Other porous devices, in addition to the above-mentioned fixation and prosthetic devices, have been implemented by the prior art. One such device, which is disclosed in U.S. Pat. Nos. 5,306,304, 5,464,439, and 4,932,973, disclose an allogenic bone graft membrane having pores therein. The allogenic bone graft membrane is disclosed in these patents as providing a filler for bone defects. The matrix-like properties of the allogenic bone graft provide osteoconduction, and the morphogenic proteins within the allogenic bone graft provide osteoinductive properties. As mentioned before, an allogenic bone graft is typically harvested from a human cadaver and subsequently processed for implantation. The allogenic bone graft is intended to become integrated with the new bone of a patient and partially remodeled over time into a composite of both cadaver bone and new regenerated natural bone, while permanently remaining within the bone defect area of the patient. The pores in the allogenic bone graft membrane of these patents are designed to maximize the exposed surface area in order to enhance its osteoinductive contribution, as bone morphogenic proteins are released from the surface of the allogenic bone graft. This allogenic bone graft matrix will never be completely resorbed. This is obviously disadvantageous, because its structure reduces the space for new bone regeneration.

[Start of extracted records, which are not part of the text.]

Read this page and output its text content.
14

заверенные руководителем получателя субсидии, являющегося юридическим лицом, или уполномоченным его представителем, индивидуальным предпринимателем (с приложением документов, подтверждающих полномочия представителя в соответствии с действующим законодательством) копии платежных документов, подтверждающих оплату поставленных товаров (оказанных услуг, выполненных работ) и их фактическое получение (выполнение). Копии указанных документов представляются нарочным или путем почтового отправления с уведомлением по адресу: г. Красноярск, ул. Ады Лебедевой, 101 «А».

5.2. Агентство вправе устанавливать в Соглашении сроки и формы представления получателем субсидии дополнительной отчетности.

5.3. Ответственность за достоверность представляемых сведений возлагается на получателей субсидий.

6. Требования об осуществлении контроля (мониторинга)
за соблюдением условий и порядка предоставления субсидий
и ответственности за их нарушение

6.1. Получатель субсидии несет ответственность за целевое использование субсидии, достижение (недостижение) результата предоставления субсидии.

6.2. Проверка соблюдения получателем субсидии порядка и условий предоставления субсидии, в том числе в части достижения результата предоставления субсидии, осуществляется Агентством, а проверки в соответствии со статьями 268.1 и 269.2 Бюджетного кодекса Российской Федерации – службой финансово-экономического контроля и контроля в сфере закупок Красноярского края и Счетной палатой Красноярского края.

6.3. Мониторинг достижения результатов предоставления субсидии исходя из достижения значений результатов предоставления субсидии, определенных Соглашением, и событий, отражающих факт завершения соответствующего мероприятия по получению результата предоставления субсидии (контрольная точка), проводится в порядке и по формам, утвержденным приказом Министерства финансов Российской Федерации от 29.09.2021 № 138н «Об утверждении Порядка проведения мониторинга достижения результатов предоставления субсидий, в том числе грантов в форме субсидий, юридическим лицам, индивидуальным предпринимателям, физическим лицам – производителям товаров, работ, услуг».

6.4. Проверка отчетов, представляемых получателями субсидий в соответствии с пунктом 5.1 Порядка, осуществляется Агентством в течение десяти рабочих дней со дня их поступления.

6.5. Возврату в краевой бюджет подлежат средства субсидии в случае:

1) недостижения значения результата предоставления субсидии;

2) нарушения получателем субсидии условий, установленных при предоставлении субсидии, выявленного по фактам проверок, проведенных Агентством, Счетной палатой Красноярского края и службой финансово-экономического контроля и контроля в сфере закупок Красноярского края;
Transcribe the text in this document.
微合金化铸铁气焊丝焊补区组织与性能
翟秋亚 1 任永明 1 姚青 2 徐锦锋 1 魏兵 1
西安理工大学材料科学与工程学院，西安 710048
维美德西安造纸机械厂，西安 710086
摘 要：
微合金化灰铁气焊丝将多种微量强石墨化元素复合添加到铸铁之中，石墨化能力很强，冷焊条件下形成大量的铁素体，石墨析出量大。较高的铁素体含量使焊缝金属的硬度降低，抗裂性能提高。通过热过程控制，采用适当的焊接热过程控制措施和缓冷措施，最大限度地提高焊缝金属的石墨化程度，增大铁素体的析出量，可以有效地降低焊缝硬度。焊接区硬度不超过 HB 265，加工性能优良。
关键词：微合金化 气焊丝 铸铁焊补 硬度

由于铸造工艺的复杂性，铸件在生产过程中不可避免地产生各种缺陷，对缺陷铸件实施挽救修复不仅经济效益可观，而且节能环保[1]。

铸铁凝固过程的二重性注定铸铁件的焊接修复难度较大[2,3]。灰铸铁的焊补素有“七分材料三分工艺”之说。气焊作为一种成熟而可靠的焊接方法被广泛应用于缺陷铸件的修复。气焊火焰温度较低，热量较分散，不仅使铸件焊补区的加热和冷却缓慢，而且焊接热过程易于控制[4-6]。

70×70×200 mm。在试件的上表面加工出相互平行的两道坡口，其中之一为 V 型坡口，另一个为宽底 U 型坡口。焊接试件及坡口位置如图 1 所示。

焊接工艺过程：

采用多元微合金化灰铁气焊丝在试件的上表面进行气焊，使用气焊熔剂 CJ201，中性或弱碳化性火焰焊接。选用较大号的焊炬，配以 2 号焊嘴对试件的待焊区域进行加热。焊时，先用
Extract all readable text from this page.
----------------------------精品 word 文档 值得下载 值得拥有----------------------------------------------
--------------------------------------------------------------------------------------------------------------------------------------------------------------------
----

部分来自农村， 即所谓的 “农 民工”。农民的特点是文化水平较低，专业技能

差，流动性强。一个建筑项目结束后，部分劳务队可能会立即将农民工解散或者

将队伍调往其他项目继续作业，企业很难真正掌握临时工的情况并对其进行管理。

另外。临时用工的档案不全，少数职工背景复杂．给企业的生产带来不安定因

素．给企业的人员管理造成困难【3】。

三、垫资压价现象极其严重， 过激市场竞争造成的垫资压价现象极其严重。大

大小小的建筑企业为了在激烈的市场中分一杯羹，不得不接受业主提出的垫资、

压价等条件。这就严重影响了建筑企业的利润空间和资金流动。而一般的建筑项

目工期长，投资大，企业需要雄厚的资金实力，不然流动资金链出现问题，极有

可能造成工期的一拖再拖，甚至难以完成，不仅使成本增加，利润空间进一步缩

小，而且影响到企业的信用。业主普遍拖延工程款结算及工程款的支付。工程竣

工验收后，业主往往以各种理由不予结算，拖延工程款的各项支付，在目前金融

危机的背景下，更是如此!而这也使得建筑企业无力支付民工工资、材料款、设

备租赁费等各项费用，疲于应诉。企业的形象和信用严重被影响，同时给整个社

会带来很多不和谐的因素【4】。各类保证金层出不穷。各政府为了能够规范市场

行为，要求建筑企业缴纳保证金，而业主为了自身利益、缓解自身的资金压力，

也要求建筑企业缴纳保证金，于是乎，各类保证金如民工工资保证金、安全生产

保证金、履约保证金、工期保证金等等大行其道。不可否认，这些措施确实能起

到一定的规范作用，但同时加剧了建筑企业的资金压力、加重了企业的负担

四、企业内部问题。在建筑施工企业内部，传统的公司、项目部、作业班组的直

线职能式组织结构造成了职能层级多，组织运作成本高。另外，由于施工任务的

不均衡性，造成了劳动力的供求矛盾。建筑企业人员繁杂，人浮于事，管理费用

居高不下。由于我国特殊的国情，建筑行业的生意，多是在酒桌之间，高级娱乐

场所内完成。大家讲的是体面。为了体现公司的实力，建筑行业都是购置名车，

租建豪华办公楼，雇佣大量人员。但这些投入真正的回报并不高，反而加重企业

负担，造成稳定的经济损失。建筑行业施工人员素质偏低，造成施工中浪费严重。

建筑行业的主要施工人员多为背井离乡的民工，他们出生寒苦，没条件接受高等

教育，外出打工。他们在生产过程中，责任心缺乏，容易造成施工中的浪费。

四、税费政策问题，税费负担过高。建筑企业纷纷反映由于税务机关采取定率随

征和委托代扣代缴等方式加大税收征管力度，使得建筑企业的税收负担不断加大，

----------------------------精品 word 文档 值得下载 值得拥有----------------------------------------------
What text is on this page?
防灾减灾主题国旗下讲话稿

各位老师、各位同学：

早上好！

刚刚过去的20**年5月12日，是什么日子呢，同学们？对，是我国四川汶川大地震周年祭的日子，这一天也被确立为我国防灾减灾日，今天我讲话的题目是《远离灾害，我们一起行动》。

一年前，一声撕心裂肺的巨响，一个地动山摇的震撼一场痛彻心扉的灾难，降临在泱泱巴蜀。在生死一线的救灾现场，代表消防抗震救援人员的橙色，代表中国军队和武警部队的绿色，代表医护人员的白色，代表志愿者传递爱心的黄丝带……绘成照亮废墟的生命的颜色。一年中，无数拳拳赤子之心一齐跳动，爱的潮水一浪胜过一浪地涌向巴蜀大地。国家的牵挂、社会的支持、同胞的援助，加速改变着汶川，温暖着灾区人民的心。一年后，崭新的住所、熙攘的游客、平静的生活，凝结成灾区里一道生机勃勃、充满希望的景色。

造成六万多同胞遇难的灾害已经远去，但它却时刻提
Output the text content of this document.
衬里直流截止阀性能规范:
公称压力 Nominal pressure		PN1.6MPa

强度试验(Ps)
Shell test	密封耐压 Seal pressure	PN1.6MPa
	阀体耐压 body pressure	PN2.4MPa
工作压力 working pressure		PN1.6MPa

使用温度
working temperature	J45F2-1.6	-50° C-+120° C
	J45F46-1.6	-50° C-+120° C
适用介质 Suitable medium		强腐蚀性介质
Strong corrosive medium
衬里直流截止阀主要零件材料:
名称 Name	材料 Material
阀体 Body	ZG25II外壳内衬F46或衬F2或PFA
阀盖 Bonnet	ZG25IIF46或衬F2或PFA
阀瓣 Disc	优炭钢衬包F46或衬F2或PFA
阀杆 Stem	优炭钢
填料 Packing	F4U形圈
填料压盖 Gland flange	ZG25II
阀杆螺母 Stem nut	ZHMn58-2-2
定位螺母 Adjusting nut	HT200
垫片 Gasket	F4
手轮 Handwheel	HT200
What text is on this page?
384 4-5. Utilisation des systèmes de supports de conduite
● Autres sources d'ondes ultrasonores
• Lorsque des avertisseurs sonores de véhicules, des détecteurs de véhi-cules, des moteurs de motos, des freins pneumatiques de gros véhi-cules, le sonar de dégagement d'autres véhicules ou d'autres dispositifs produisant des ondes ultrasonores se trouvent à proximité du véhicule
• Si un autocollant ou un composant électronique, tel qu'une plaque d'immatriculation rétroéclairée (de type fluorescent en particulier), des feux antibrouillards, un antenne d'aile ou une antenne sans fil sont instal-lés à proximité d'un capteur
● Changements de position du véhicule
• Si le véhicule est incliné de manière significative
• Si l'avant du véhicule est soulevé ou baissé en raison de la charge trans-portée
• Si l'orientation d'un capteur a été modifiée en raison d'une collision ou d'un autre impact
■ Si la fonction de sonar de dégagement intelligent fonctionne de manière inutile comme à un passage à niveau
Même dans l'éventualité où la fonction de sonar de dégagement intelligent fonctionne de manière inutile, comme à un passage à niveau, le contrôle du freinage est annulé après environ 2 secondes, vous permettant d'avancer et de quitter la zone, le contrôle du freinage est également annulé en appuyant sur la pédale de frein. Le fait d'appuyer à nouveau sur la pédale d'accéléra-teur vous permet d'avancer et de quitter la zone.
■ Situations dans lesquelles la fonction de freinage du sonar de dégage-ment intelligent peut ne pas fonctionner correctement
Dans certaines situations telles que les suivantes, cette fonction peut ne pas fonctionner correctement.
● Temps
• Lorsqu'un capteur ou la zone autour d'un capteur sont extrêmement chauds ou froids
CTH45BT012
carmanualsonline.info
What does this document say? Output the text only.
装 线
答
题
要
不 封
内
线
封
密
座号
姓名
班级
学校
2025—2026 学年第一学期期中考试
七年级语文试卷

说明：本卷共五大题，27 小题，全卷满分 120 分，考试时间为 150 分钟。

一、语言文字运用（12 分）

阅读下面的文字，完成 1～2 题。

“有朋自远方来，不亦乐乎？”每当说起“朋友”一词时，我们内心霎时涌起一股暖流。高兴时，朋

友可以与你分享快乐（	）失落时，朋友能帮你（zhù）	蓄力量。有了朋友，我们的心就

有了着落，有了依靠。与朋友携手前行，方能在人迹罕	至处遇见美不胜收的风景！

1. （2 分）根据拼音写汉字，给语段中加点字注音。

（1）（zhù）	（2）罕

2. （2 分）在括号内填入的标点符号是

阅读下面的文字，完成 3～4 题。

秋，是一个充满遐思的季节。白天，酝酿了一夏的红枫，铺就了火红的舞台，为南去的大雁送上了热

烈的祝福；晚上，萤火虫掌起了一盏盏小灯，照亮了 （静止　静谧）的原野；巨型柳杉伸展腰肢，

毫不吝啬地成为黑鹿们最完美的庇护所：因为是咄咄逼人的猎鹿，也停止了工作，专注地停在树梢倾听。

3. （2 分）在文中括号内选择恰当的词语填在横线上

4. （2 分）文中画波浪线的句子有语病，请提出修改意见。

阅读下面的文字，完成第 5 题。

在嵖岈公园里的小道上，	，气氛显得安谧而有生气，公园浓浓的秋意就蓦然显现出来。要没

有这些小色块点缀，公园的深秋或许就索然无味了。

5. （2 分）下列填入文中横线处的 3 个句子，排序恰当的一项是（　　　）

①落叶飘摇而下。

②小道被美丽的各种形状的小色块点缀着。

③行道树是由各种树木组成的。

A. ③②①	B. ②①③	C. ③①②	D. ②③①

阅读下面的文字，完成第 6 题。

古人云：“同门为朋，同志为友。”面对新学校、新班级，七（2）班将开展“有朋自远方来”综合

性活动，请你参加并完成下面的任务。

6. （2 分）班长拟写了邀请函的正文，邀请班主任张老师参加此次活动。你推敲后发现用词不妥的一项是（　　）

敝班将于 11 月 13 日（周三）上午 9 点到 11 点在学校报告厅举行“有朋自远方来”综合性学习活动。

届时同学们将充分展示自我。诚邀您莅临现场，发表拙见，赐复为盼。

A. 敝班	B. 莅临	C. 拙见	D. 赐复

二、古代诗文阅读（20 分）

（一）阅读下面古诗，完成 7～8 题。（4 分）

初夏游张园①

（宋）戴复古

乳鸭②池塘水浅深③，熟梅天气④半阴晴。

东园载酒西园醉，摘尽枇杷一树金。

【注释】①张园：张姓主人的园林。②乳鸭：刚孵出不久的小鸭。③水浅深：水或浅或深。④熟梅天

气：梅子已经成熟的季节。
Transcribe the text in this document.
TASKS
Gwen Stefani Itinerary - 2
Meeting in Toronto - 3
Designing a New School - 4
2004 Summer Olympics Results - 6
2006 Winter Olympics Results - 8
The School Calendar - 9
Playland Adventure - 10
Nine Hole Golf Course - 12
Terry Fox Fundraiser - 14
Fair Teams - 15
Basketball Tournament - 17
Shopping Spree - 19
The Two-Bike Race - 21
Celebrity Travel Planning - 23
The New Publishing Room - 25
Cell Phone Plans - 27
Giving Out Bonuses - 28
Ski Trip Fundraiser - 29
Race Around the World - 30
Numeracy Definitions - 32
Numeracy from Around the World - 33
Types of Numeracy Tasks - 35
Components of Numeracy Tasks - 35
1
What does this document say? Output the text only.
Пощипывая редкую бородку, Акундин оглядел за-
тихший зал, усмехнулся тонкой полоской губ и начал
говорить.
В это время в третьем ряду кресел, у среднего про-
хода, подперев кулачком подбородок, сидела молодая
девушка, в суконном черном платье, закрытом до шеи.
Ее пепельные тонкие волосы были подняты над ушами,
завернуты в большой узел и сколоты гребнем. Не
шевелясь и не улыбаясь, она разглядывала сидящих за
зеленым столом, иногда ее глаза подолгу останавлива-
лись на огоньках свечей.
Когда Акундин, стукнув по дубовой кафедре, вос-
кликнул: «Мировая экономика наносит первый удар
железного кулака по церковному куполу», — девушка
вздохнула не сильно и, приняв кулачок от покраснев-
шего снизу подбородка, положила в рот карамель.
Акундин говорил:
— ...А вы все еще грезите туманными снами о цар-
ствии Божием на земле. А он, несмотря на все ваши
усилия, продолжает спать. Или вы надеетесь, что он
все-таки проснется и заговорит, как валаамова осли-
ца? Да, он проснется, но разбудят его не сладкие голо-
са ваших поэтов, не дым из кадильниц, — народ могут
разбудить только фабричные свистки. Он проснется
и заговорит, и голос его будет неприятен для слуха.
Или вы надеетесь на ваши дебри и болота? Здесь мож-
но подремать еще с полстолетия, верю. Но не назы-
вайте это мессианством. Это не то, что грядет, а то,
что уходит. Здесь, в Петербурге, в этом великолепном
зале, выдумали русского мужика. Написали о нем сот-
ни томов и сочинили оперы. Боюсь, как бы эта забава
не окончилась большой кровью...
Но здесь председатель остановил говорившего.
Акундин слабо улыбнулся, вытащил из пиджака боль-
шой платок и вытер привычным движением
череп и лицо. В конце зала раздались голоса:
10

Another device, which comprises apertures or pores for facilitating tissue growth therein, is disclosed in U.S. Pat. No. 5,326,356. This patent is directed to an apparatus for generating artificial skin grafts. Bio-compatible membranes comprising natural, synthetic, or semi-synthetic origin are used as a support for the in vitro (outside of a living organism) growth of epithelial skin cells. These epithelial skin cells are grown into the pores of the membrane outside of the body of the patient. The resulting artificial skin graft is obviously not intended for use on the mammalian skeletal system. This artificial skin graft, in any event, would be far too thin and flexible for use on the mammalian skeletal system, and further would not have adequate fixation strength. Moreover, the epithelial cells which comprise the artificial skin graft are not present in the non-periodontal and non-oral applications, such as long bones, where a cell-permeable membrane is needed in the prior art for facilitating bone regeneration.